Roku (NASDAQ:ROKU) shares have lost over two-thirds of their value in 2022, and the company’s second-quarter results report did little to help the price. The manufacturer is going through a post-pandemic adjustment period in which it is seeing a slowdown in TV streaming advertising expenditure as well as slower account and average revenue per user/ARPU growth. However, favorable long-term trends are laying a solid basis for its recovery, and the company’s price is attractive compared to its historical levels!
Slowdown in active account and ARPU growth
Roku emerged victorious as a result of the epidemic, with streaming device sales and platform revenues skyrocketing. However, as the epidemic’s impacts wear off and the market values in the likelihood of an earnings recession owing to a pullout of advertising, the company’s growth prospects are being questioned more than ever.
Roku’s active accounts increased by 14% to 63.1M in Q2’22, matching the rate at which they increased in Q1’22. These are not bad growth rates, but ARPU – a critical metric for streaming firms to assess internal revenue growth and monetization – was only up 21% in Q2’22, compared to 34% in Q1’22.
What is causing the slowdown in Roku’s business?
Roku’s business is being reset due to a slowdown in ad expenditure caused by rising macroeconomic uncertainties. High prices and worries of a recession are driving the anxiety. In Q2’22, its platform sales, including advertising-income, climbed 26% yearly to $673.2M. The company’s platform revenue growth slowed from 39% in Q1’22 as advertisers reduced their TV streaming advertising spending.
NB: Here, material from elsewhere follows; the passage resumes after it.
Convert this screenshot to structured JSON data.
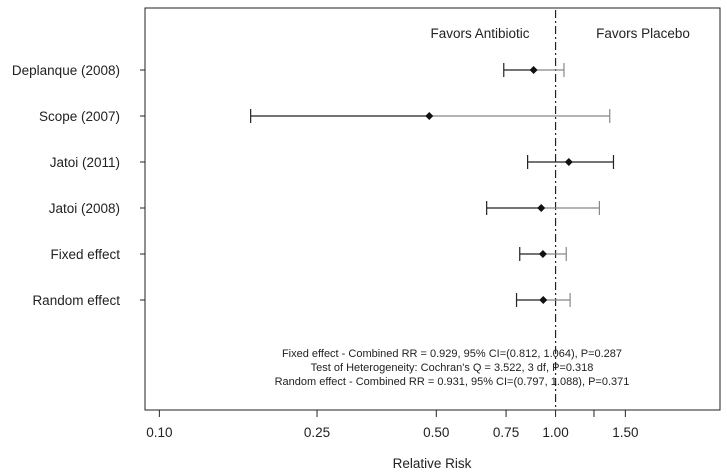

However, because advertisers are under-spending on TV streaming services, I believe the platform has a lot of long-term potentials to boost advertising (and platform) income. Its core audience spends around 50% of their TV time streaming. In comparison, TV streaming platforms receive just a 22% share of advertising expenditures, implying that marketers are not fully using the potential that platforms such as Roku bring. The second-quarter ad budget change affected the company’s platform income. Still, there is a chance for it to recover this deficit in the long run.
Because audiences for streaming TV platforms are expanding at the expense of traditional pay-TV subscribers, I believe it will only be a matter of time until marketers increase their ad expenditure on these platforms again.
The advertising business suffered a significant downturn in the second quarter, with big social media companies such as Snap (NYSE:SNAP) experiencing heightened topline pressures as advertisers reduced their advertising expenditure. On the other hand, longer-term trends in the TV streaming industry are quite advantageous to Roku. According to eMarketer, in FY 2023, less than half of US households would have a regular pay subscription. As more people cut the cord and abandon traditional pay-TV subscriptions, the San Jose based company is in a good position to develop its platform… and attract advertising.
Roku’s valuation is truly silly
Roku’s top line and active account growth are slowing, but the platform is still expanding at an appealing rate. The streaming platform is estimated to produce $3.12 billion in revenue in the fiscal year 2022 and $3.78 billion in the fiscal year 2023, representing 13% and 21% topline growth rates, respectively. The platform’s revenue is predicted to rise at an 18% annual pace between FY 2022 and FY 2026.
Cord-cutting tendencies provide positive dynamics for the streaming platform’s long-term development while also improving its value proposition in the TV streaming advertising industry. It is currently trading at its lowest valuation since the fiscal year 2019, with a P-S ratio of 3.4X, which I believe significantly undervalues Roku’s growth potential in the streaming TV industry.
Risks with Roku
A worsening in Roku’s platform metrics due to ongoing advertiser retreat is perhaps the most serious concern for it and the company. Despite a slowing in post-pandemic active account growth, it should be evident that Roku will continue to expand. Its active accounts grew 14% yearly, which is a solid pace of growth. The company will continue to add new consumers to its platform in the future. Still, growth may be slower than projected as the initial pandemic effects on Roku’s company wear off, and a recession may hurt consumer purchasing.
Roku’s valuation makes little sense and is just ridiculous, given that long-term trends in the streaming TV industry favor its development. Marketers are underutilizing the TV streaming market, and ads will ultimately return to Roku… since this is where the audience is. Although the company has exited a time of hyper-growth achieved during the epidemic, I believe the company has a lot to offer investors.
The stock looks grossly undervalued, given Roku’s potential in the streaming TV sector! Roku may not be experiencing the hyper-growth rates of the FY 2020-2021, but the company is also not declining. With a 21% increase in ARPU in Q2’22, I believe Roku is also making steady progress in client monetization.